Code-named "Project Cambria," the new VR headset will be backwards-compatible with the company's Quest platform, but not a Quest device itself. That suggests that apps specifically developed for Cambria won't run on Quest headsets.
The new VR headset will feature eye, facial and body tracking, and high-resolution video pass-through as well as 3D room sensing for mixed-reality experiences. The headset will use something Facebook calls "pancake optics" for a slimmer lens design.
Facebook didn't announce a launch date or price for Project Cambria yet, but Zuckerberg said that it would be at "the higher end of the price spectrum." "Our plan here is to keep building out our most advanced technology before we can hit the price point that we target with Quest."
Following the keynote and Zuckerberg's announcement that Facebook is rebranding as Meta, the company's top AR/VR exec Andrew Bosworth revealed that it would be retiring the Oculus brand next year. "You'll start to see the shift from Oculus Quest from Facebook to Meta Quest and Oculus App to Meta Quest App over time," Bosworth wrote in a Facebook post. "We all have a strong attachment to the Oculus brand, and this was a very difficult decision to make.
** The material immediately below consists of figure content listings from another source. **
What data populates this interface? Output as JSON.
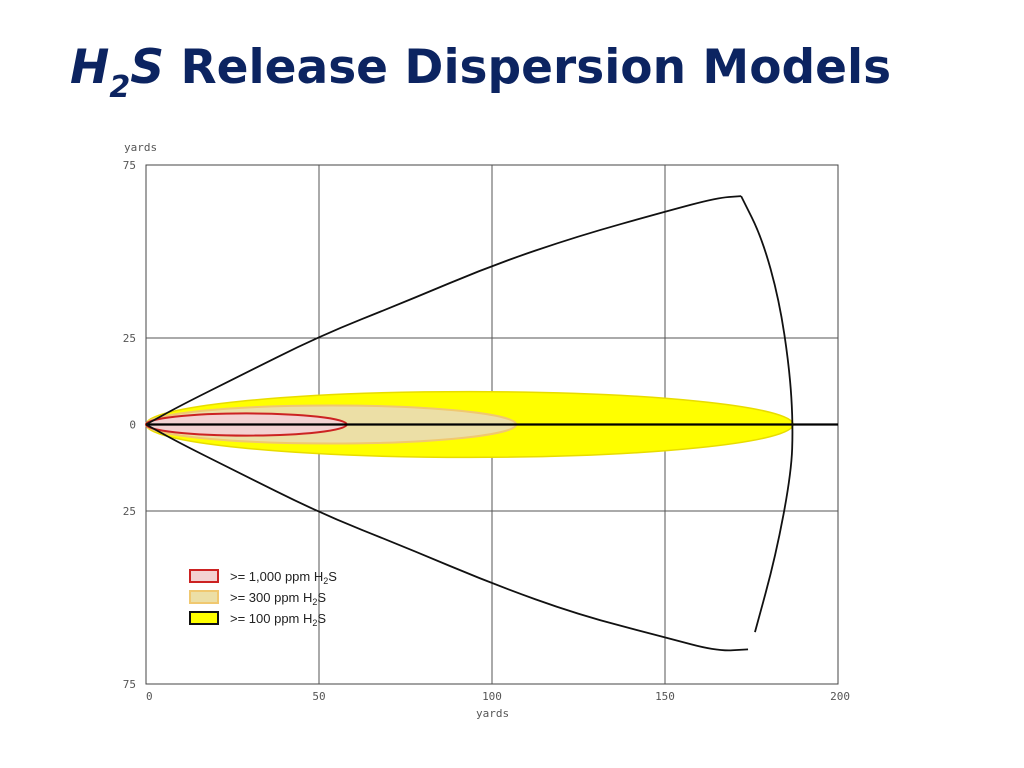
{
  "slide": {
    "title_formula_prefix": "H",
    "title_formula_subscript": "2",
    "title_formula_suffix": "S",
    "title_rest": " Release Dispersion Models"
  },
  "colors": {
    "title": "#0c2461",
    "ppm_1000_fill": "#f3d2d2",
    "ppm_1000_edge": "#cc2222",
    "ppm_300_fill": "#ecdfa6",
    "ppm_300_edge": "#f0c870",
    "ppm_100_fill": "#ffff00",
    "ppm_100_edge": "#e8dc00"
  },
  "chart_data": {
    "type": "area",
    "xlabel": "yards",
    "ylabel": "yards",
    "xlim": [
      0,
      200
    ],
    "ylim": [
      -75,
      75
    ],
    "x_ticks": [
      {
        "value": 0,
        "label": "0"
      },
      {
        "value": 50,
        "label": "50"
      },
      {
        "value": 100,
        "label": "100"
      },
      {
        "value": 150,
        "label": "150"
      },
      {
        "value": 200,
        "label": "200"
      }
    ],
    "y_ticks": [
      {
        "value": 75,
        "label": "75"
      },
      {
        "value": 25,
        "label": "25"
      },
      {
        "value": 0,
        "label": "0"
      },
      {
        "value": -25,
        "label": "25"
      },
      {
        "value": -75,
        "label": "75"
      }
    ],
    "grid": true,
    "legend_position": "bottom-left",
    "series": [
      {
        "name": ">= 1,000 ppm H2S",
        "legend_prefix": ">= 1,000 ppm H",
        "legend_sub": "2",
        "legend_suffix": "S",
        "type": "ellipse",
        "x_start": 0,
        "x_end": 58,
        "half_width": 3.2
      },
      {
        "name": ">= 300 ppm H2S",
        "legend_prefix": ">=   300 ppm H",
        "legend_sub": "2",
        "legend_suffix": "S",
        "type": "ellipse",
        "x_start": 0,
        "x_end": 107,
        "half_width": 5.5
      },
      {
        "name": ">= 100 ppm H2S",
        "legend_prefix": ">=   100 ppm H",
        "legend_sub": "2",
        "legend_suffix": "S",
        "type": "ellipse",
        "x_start": 0,
        "x_end": 187,
        "half_width": 9.5
      }
    ],
    "centerline": {
      "x_start": 0,
      "x_end": 200
    },
    "outer_envelope": {
      "upper": [
        [
          0,
          0
        ],
        [
          10,
          5.5
        ],
        [
          25,
          13
        ],
        [
          50,
          25.5
        ],
        [
          75,
          35.5
        ],
        [
          100,
          46
        ],
        [
          125,
          54.5
        ],
        [
          150,
          61.5
        ],
        [
          165,
          65.5
        ],
        [
          172,
          66
        ]
      ],
      "arc_right": [
        [
          172,
          66
        ],
        [
          178,
          54
        ],
        [
          183,
          36
        ],
        [
          186,
          16
        ],
        [
          187,
          0
        ],
        [
          186.5,
          -14
        ],
        [
          182,
          -38
        ],
        [
          176,
          -60
        ]
      ],
      "lower": [
        [
          174,
          -65
        ],
        [
          165,
          -65.5
        ],
        [
          150,
          -61.5
        ],
        [
          125,
          -55
        ],
        [
          100,
          -46
        ],
        [
          75,
          -35.5
        ],
        [
          50,
          -25.5
        ],
        [
          25,
          -13
        ],
        [
          10,
          -5.5
        ],
        [
          0,
          0
        ]
      ]
    }
  }
}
While we're retiring the name, I can assure you that the original Oculus vision remains deeply embedded in how Meta will continue to drive mass adoption for VR today."
Mark Zuckerberg also teased the company's first set of AR glasses, code-named "Project Nazaré," during his keynote. Zuckerberg shared even fewer details about Project Nazaré, but a look at some of the technology that is being developed for these kinds of devices suggested that a release may still be several years away.
Update: This post was updated with information about the fate of the Oculus brand.